Her friends noticed, too, and now they wanted in.
Those inaugural yoga classes quickly outgrew her living room, so she stretched into larger workout venues, including the Euclid Avenue Methodist Church, Rosary College (now Dominican University) and Ascension Parish.
At age 69, she began teaching “Gentle Yoga” classes at the Loyola Fitness Center in Maywood, twice a week.
Eleven years later, she has gained her certification in yoga therapy and given lectures to medical students and residents on the benefits of yoga in medicine, as well as teaching yoga classes for patients at Loyola’s Cardinal Bernardin Cancer Center.
Here’s her pitch for a healthier, happier life — with yoga in it, of course.
What was your first Gentle Yoga class like?
As I walked up those stairs, I didn’t know what to expect. The class surrounded me like a posse, telling me about their ailments and that they didn’t think yoga was for them. When they found out I was 69, a lot of the barricades started to fall away.
Is yoga for everybody?
Of course it’s for everybody. That’s my prejudice. As long you can use the elevator to crawl into my class, I know we can work together. The hardest part about yoga for people is being still, but that is so important. I love being able to help people let go of the rest of the world and for just a few minutes look deep into themselves and become aware. It’s so beautiful.
How has it changed your life?
Years after I had been teaching, I found the book, Yoga, Youth and Reincarnation [by Jess Stearn]. Three years after reading it, I realized I had been testing my belief system against the idea of reincarnation, and it was as though I turned a corner, and a door opened. It made sense to me. So, in spite of my upbringing, including my religion, which is Catholic, I learned that you couldn’t really separate the two worlds (mainstream and alternative). What I’ve learned through yoga helps me be patient with other people, helps me understand why people do harm to other people, or perhaps themselves, and it is my prayer every morning when I finish my yoga that I become more loving, more forgiving, more compassionate. That’s it. Doing yoga for me is a spiritual experience.

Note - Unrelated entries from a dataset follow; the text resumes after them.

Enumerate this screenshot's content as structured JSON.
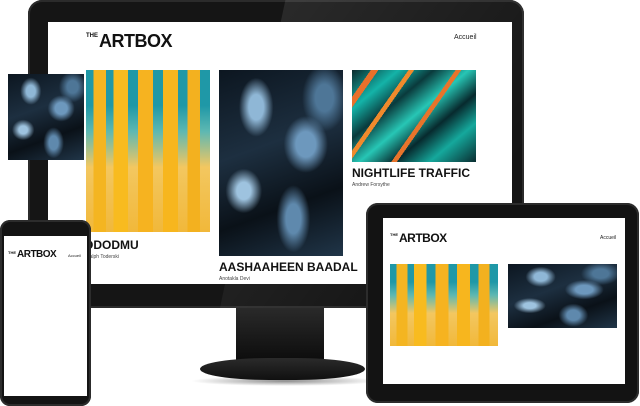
{
  "brand": {
    "the": "THE",
    "name": "ARTBOX"
  },
  "nav": {
    "home_label": "Accueil"
  },
  "artworks": [
    {
      "title": "ODODMU",
      "artist": "Ralph Toderski"
    },
    {
      "title": "AASHAAHEEN BAADAL",
      "artist": "Anotakla Devi"
    },
    {
      "title": "NIGHTLIFE TRAFFIC",
      "artist": "Andrew Forsythe"
    }
  ],
  "colors": {
    "device_frame": "#151515",
    "screen_bg": "#ffffff",
    "text": "#111111"
  }
}
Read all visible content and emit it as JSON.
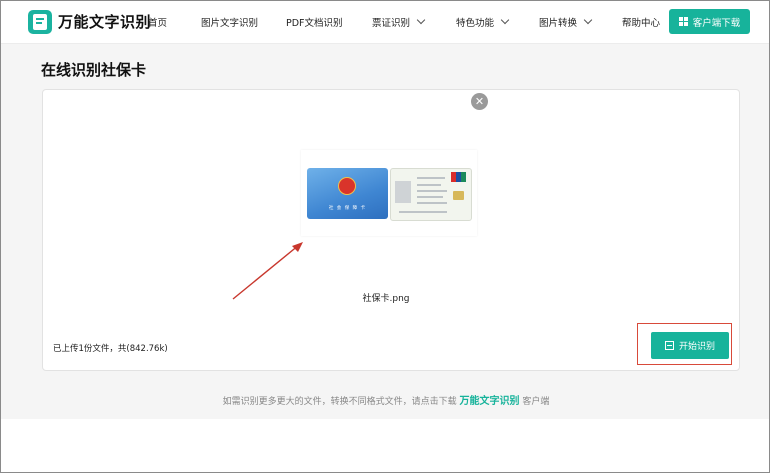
{
  "brand": {
    "name": "万能文字识别"
  },
  "nav": {
    "items": [
      {
        "label": "首页",
        "dropdown": false
      },
      {
        "label": "图片文字识别",
        "dropdown": false
      },
      {
        "label": "PDF文档识别",
        "dropdown": false
      },
      {
        "label": "票证识别",
        "dropdown": true
      },
      {
        "label": "特色功能",
        "dropdown": true
      },
      {
        "label": "图片转换",
        "dropdown": true
      },
      {
        "label": "帮助中心",
        "dropdown": false
      }
    ],
    "download_label": "客户端下载"
  },
  "page": {
    "title": "在线识别社保卡"
  },
  "upload": {
    "file_name": "社保卡.png",
    "status": "已上传1份文件，共(842.76k)",
    "close_symbol": "✕",
    "thumbnail": {
      "front_title": "社 会 保 障 卡"
    }
  },
  "actions": {
    "start_label": "开始识别"
  },
  "footer": {
    "prefix": "如需识别更多更大的文件，转换不同格式文件，请点击下载",
    "brand_link": "万能文字识别",
    "suffix": "客户端"
  },
  "colors": {
    "accent": "#17b39b",
    "highlight": "#d84a3a"
  }
}
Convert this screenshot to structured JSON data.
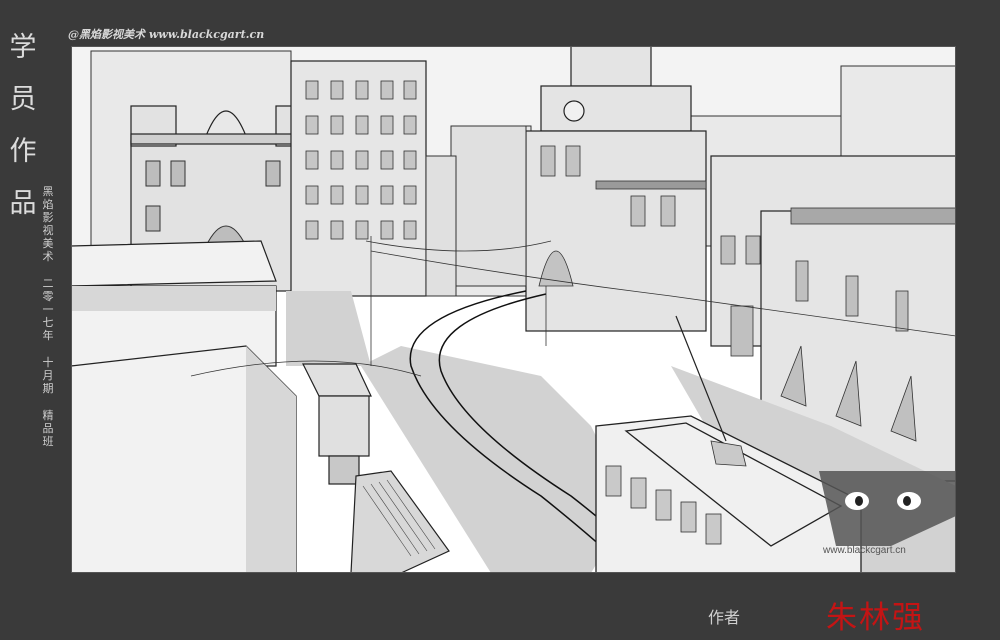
{
  "left_title": "学员作品",
  "left_subtitle": [
    "黑焰影视美术",
    "二零一七年",
    "十月期",
    "精品班"
  ],
  "top_credit": "@黑焰影视美术  www.blackcgart.cn",
  "artwork": {
    "watermark_text": "www.blackcgart.cn",
    "logo_icon": "owl-eyes-icon"
  },
  "author_label": "作者",
  "author_name": "朱林强",
  "colors": {
    "background": "#3a3a3a",
    "author_name": "#c41414",
    "canvas": "#ffffff",
    "shadow_gray": "#d2d2d2"
  }
}
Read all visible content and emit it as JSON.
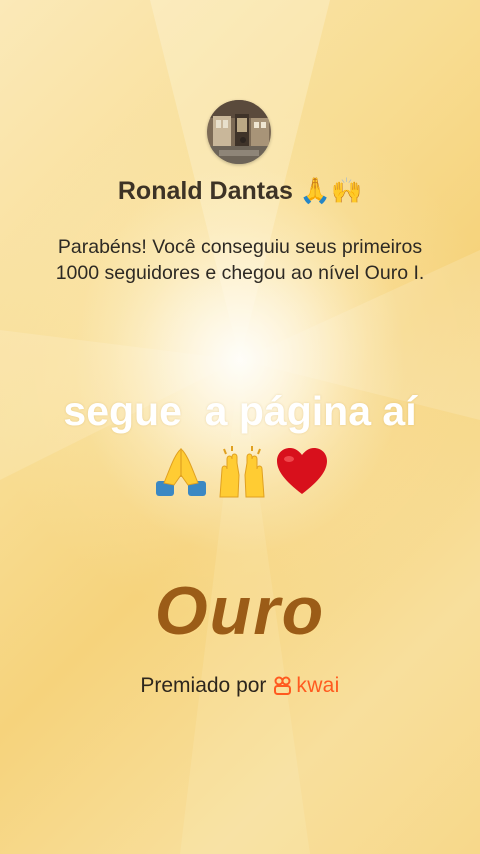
{
  "profile": {
    "name": "Ronald Dantas",
    "name_emojis": "🙏🙌"
  },
  "message": "Parabéns! Você conseguiu seus primeiros 1000 seguidores e chegou ao nível Ouro I.",
  "overlay": {
    "caption": "segue  a página aí",
    "emojis": [
      "praying-hands",
      "raising-hands",
      "red-heart"
    ]
  },
  "level": {
    "title": "Ouro"
  },
  "award": {
    "prefix": "Premiado por",
    "brand": "kwai",
    "brand_color": "#ff5a1f"
  },
  "colors": {
    "gold_text": "#9b5c17",
    "background": "#f8dd93"
  }
}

It has also taught me to be conscious of what I eat. In the ’60s, we began to notice the affect of food, and that is what led us to eliminate white flour, white sugar and white rice. It tasted good, but the other tastes just as good and is more nutritious. Yoga helps me stop, think and take a deep breath. All of that is contributing to a healthy and long life. The movement helps my body from stiffening up. When I see people my own age, I see the struggles they have sometimes just to walk or get up off a chair or the floor. I don’t bounce up anymore, either, but these are the muscles that are going to get me up out of my chair without struggling, without pushing up, so I work on those muscles, and do the same with my students.
What advice would you give people about staying healthy?
Move it, girls. Move it, guys. Keep stretching and moving, even if you are confined to a chair or a bed. The first thing I would hope is that each day people take a deep breath then let it go, and know that on some level, they are not alone. If we can just begin to trust ourselves and trust others, then we will be able to trust the guidance we are given in this life and understand why we are here in this place now.
Are you talking about meditation?
Bingo. It’s not so scary in there. It’s quiet. There is peace — a still point in the turning world.